Decir que afectar los fines del Estado puede ser punible no es una precisión técnica, es una expansión peligrosa del poder punitivo; abre la puerta a sancionar no actos ilícitos, sino conductas incómodas, críticas, resistencias legítimas.
Y ahí es donde la teoría se vuelve historia.
El jurista Günther Jakobs explicó con crudeza lo que ocurre cuando el Estado deja de ver ciudadanos y comienza a ver amenazas; aparece el llamado derecho penal del enemigo, donde no se castiga lo que hiciste, sino lo que representas.
Bajo esa lógica, el que promueve un amparo ya no es un ciudadano ejerciendo un derecho, es alguien que “afecta al Estado”; el que cuestiona, el que litiga, el que exhibe abusos, todos caben en esa categoría difusa que no necesita pruebas sólidas, solo incomodidad política.

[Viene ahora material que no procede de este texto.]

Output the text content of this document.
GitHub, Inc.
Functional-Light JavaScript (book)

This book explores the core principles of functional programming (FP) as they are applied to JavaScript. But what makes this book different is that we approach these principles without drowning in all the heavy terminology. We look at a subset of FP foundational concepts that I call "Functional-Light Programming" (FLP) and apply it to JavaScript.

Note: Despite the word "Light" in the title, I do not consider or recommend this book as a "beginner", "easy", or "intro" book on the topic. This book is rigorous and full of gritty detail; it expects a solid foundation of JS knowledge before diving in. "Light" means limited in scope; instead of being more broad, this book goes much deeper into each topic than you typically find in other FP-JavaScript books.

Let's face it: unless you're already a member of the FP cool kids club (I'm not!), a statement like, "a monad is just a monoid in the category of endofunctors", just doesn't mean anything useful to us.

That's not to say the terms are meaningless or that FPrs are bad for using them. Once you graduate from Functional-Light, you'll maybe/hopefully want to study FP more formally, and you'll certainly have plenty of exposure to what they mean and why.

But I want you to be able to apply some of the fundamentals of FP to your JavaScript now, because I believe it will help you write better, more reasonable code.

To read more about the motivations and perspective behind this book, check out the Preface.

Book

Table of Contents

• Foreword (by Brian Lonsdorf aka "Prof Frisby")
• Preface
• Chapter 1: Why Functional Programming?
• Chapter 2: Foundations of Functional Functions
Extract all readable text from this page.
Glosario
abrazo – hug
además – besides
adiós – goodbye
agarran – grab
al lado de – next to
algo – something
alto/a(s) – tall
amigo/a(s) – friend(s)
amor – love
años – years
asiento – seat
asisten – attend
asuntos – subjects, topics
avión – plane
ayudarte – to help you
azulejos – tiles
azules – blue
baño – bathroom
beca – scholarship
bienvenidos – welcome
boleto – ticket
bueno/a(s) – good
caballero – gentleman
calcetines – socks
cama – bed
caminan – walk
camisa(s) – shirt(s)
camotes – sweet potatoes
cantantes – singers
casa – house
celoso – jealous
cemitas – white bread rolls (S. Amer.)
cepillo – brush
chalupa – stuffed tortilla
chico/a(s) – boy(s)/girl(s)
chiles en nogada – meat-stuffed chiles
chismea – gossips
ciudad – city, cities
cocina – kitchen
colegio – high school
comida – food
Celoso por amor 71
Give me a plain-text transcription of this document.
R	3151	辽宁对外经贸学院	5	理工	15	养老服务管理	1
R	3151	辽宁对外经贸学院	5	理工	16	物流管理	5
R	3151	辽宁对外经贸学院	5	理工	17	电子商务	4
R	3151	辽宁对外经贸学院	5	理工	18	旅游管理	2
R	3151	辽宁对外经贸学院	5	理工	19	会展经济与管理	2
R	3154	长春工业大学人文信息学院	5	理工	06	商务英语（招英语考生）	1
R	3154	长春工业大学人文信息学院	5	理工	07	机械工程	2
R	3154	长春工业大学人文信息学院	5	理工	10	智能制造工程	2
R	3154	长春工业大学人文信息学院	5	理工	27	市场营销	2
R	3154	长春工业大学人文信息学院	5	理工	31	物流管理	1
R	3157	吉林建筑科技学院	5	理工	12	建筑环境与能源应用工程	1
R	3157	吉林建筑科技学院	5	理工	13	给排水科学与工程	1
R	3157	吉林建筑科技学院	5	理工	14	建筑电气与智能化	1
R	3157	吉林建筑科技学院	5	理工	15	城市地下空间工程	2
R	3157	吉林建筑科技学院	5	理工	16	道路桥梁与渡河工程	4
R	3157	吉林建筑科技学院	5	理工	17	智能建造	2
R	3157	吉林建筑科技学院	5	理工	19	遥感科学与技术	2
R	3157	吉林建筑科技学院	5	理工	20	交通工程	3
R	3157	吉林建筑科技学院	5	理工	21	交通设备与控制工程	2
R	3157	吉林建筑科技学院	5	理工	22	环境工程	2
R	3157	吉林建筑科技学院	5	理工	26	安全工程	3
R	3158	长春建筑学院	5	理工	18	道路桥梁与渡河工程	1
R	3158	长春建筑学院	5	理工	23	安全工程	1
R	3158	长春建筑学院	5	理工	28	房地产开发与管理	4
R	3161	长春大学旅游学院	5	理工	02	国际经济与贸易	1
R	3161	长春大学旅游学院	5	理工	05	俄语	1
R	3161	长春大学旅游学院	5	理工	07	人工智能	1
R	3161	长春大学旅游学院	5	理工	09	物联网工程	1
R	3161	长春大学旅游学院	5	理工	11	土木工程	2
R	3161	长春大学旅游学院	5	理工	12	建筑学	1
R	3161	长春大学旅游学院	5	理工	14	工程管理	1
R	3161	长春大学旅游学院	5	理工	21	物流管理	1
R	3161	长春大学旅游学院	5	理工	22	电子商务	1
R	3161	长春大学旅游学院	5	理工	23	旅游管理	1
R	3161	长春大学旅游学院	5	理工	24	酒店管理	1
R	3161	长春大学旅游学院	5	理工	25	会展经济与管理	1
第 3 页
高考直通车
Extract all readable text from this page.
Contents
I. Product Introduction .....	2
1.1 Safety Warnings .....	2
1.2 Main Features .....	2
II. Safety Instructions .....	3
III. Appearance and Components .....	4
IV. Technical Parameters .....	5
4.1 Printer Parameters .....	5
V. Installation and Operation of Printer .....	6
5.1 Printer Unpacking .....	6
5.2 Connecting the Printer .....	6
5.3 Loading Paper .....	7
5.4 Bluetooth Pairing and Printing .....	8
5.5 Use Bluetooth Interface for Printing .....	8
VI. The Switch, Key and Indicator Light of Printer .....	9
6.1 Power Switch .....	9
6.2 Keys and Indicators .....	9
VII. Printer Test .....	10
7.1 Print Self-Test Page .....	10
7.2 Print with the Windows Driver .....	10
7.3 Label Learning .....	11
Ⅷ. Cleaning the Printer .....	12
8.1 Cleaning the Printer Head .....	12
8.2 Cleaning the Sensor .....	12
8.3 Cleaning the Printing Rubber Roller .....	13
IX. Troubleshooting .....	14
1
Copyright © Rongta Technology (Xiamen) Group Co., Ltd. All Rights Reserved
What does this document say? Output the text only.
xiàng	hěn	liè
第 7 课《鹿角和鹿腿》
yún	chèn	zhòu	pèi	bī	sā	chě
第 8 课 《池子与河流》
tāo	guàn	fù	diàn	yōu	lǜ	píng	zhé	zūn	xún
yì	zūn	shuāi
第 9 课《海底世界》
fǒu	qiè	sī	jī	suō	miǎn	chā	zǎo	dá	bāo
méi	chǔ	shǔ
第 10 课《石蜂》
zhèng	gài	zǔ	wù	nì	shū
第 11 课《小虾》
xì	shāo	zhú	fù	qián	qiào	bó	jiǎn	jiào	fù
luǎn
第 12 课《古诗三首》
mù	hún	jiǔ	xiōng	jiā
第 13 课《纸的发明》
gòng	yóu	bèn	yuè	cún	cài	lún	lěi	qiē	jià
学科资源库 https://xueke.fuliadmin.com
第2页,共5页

El problema es que ese tipo de ideas nunca se quedan en el papel; terminan operando en la práctica, ampliando facultades, justificando excesos, debilitando controles.
Porque si el Estado puede sentirse afectado por el ejercicio de derechos, entonces el límite desaparece; cualquier acto de defensa se vuelve sospechoso.
Y cuando el poder deja de tolerar la incomodidad, deja de ser poder constitucional y se convierte en otra cosa.
No más sofisticada, no más moderna, simplemente más peligrosa.
La Constitución mexicana no fue diseñada para evitar que el Estado sea cuestionado; fue diseñada precisamente para que lo sea. El juicio de amparo no es una falla del sistema, es su mecanismo de corrección; es el recordatorio permanente de que el poder puede equivocarse, y debe ser contenido.
Negar eso, o diluirlo bajo la idea de proteger “los fines del Estado”, implica romper el equilibrio más básico del constitucionalismo; el poder deja de estar limitado y comienza a justificarse a sí mismo.
Y cuando eso ocurre, la historia deja de ser teoría y se convierte en advertencia.
Porque el día que el Estado considera que defenderse de él es un delito, el ciudadano ya no tiene derechos, tiene permiso.
Y el permiso, como siempre, dura hasta que el poder decide que estorbas.